- From: Phillips, Addison <addison@amazon.com>
- Date: Thu, 29 Jan 2009 14:56:12 -0800
- To: "public-webapps@w3.org" <public-webapps@w3.org>
- CC: "public-i18n-core@w3.org" <public-i18n-core@w3.org>
Dear Webapps WG, The Internationalization Core WG has reviewed the following document: http://www.w3.org/TR/2008/WD-widgets-20081222/ Here are our comments: 1. In section 7, starting in 7.3 and encompassing each of the text bearing elements that follow, "xml:lang" is defined as an attribute (good!), but the definition refers to "basic language range". I don't believe this is what is intended. The value of xml:lang is a language tag. Ranges are used for selecting which tagged item to display. For example, an item tagged as <name xml:lang="pt"/> might be selected for display in cases where the default locale is "pt-BR". In that example, "pt-BR" is the range and "pt" is the value (tag) matching it. 2. Section 7.4 (Widget) The various language bearing elements such as <name>, <description>, etc. are of the zero-or-one type. However, it is typically better to allow any number of these elements to occur, provided that none share the same xml:lang. This allows for localization (which is part of the point in allowing xml:lang on the element). 3. Section 7.11 (content element).
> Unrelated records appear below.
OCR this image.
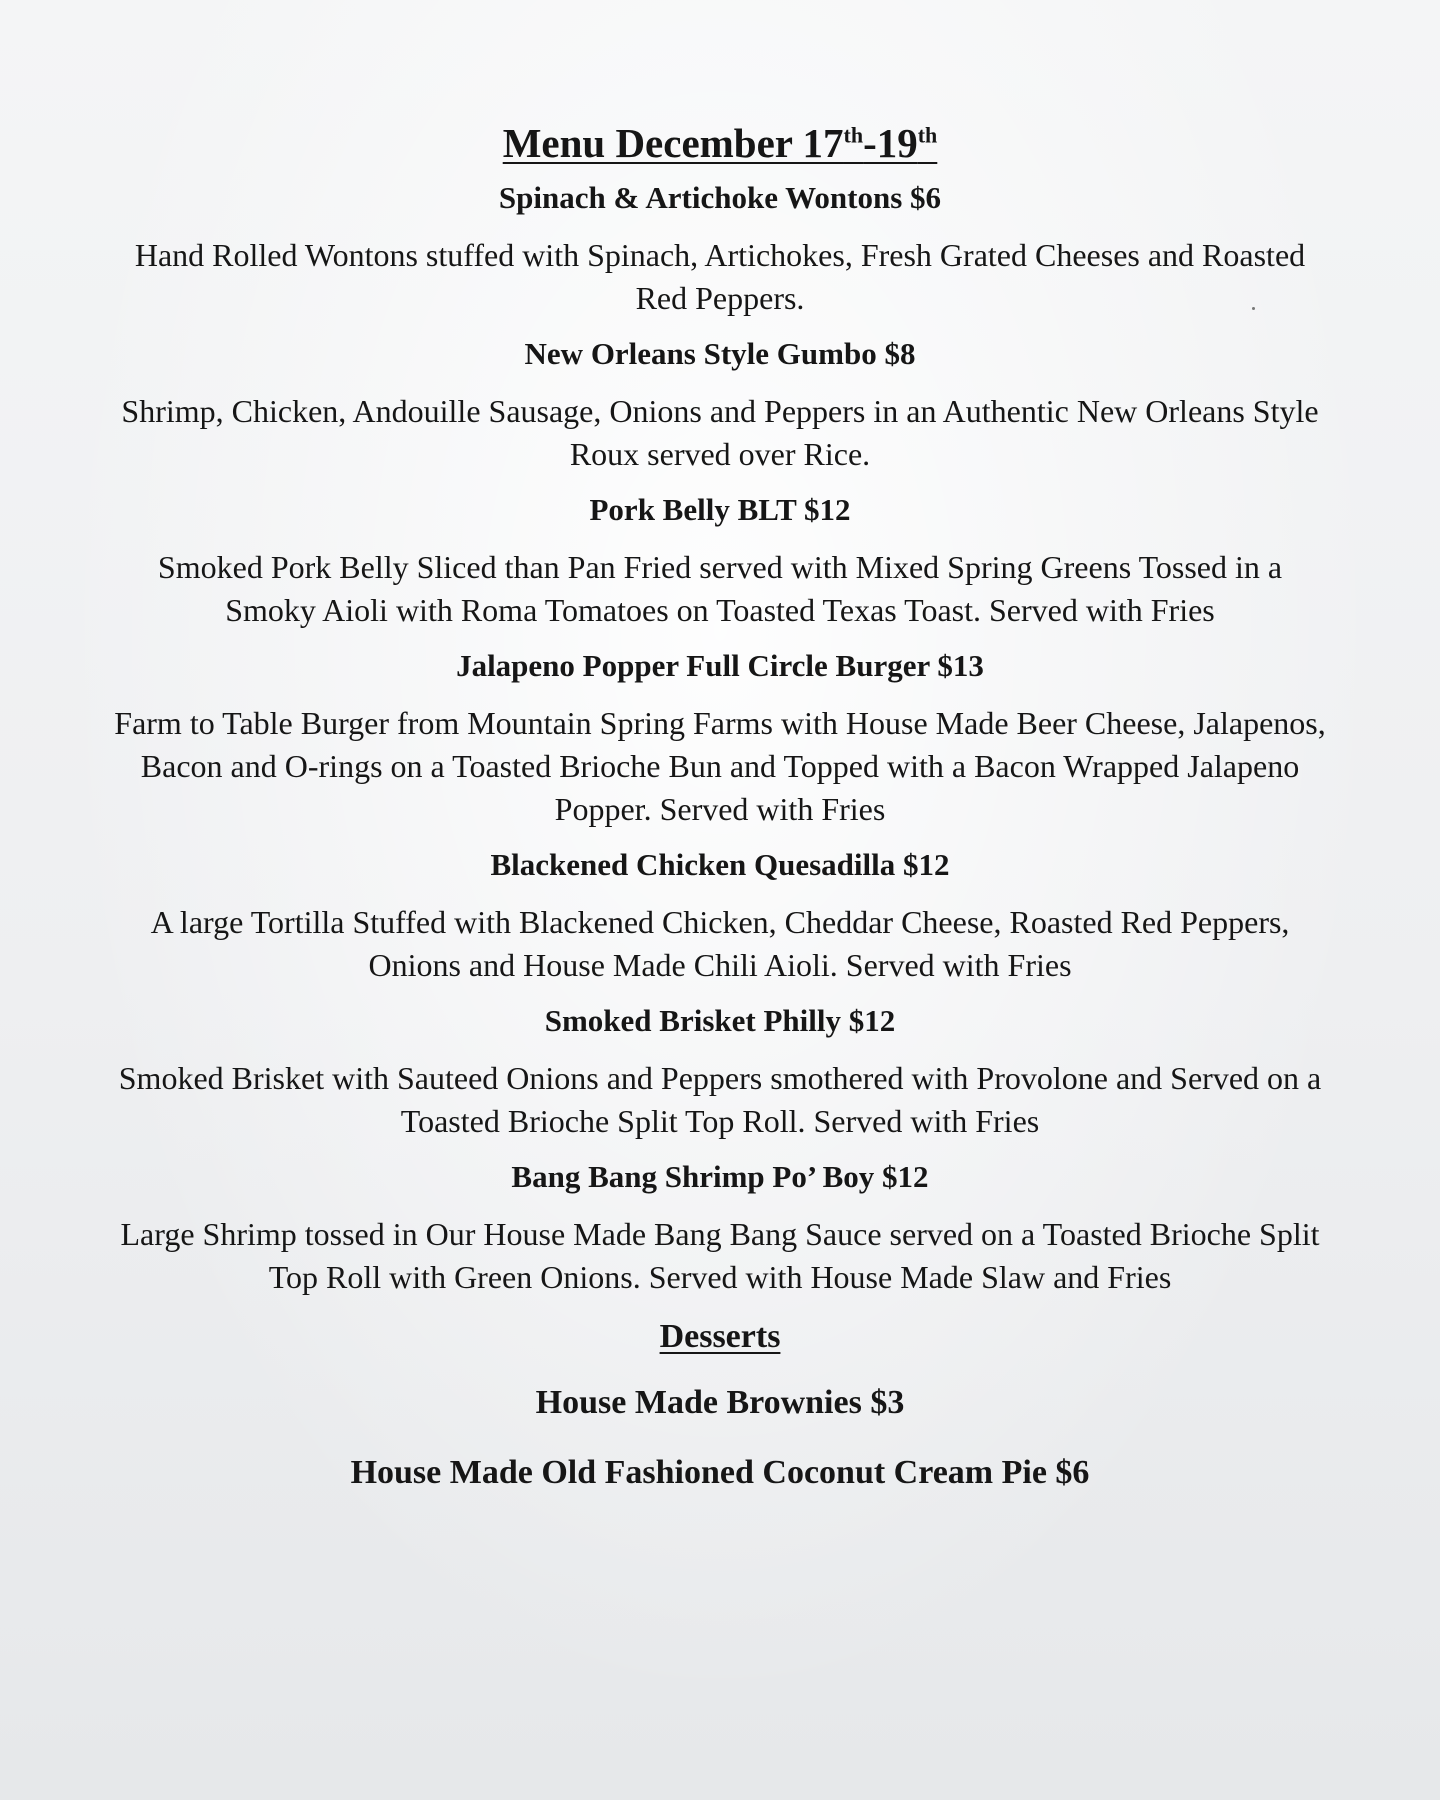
Menu December 17th-19th

Spinach & Artichoke Wontons $6

Hand Rolled Wontons stuffed with Spinach, Artichokes, Fresh Grated Cheeses and Roasted Red Peppers.

New Orleans Style Gumbo $8

Shrimp, Chicken, Andouille Sausage, Onions and Peppers in an Authentic New Orleans Style Roux served over Rice.

Pork Belly BLT $12

Smoked Pork Belly Sliced than Pan Fried served with Mixed Spring Greens Tossed in a Smoky Aioli with Roma Tomatoes on Toasted Texas Toast. Served with Fries

Jalapeno Popper Full Circle Burger $13

Farm to Table Burger from Mountain Spring Farms with House Made Beer Cheese, Jalapenos, Bacon and O-rings on a Toasted Brioche Bun and Topped with a Bacon Wrapped Jalapeno Popper. Served with Fries

Blackened Chicken Quesadilla $12

A large Tortilla Stuffed with Blackened Chicken, Cheddar Cheese, Roasted Red Peppers, Onions and House Made Chili Aioli. Served with Fries

Smoked Brisket Philly $12

Smoked Brisket with Sauteed Onions and Peppers smothered with Provolone and Served on a Toasted Brioche Split Top Roll. Served with Fries

Bang Bang Shrimp Po’ Boy $12

Large Shrimp tossed in Our House Made Bang Bang Sauce served on a Toasted Brioche Split Top Roll with Green Onions. Served with House Made Slaw and Fries

Desserts

House Made Brownies $3

House Made Old Fashioned Coconut Cream Pie $6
The charset attribute "assumes" UTF-8 if charset is not present. Note that if the encoding isn't UTF-8, this can almost always be detected reliably and an error can be generated (or some other fallback assumed). Probably the best pattern would be: - if charset is present, use that encoding - if charset is absent, check if it is UTF-8 - if not UTF-8, assume Cp437 (or ISO 8859-1 if that's more appropriate) 4. Section 7.15 (ITS tags). Thank you for including ITS support and support for Bidi in particular. Kind Regards (for I18N), Addison Addison Phillips Globalization Architect -- Lab126 Chair -- W3C Internationalization WG Internationalization is not a feature. It is an architecture.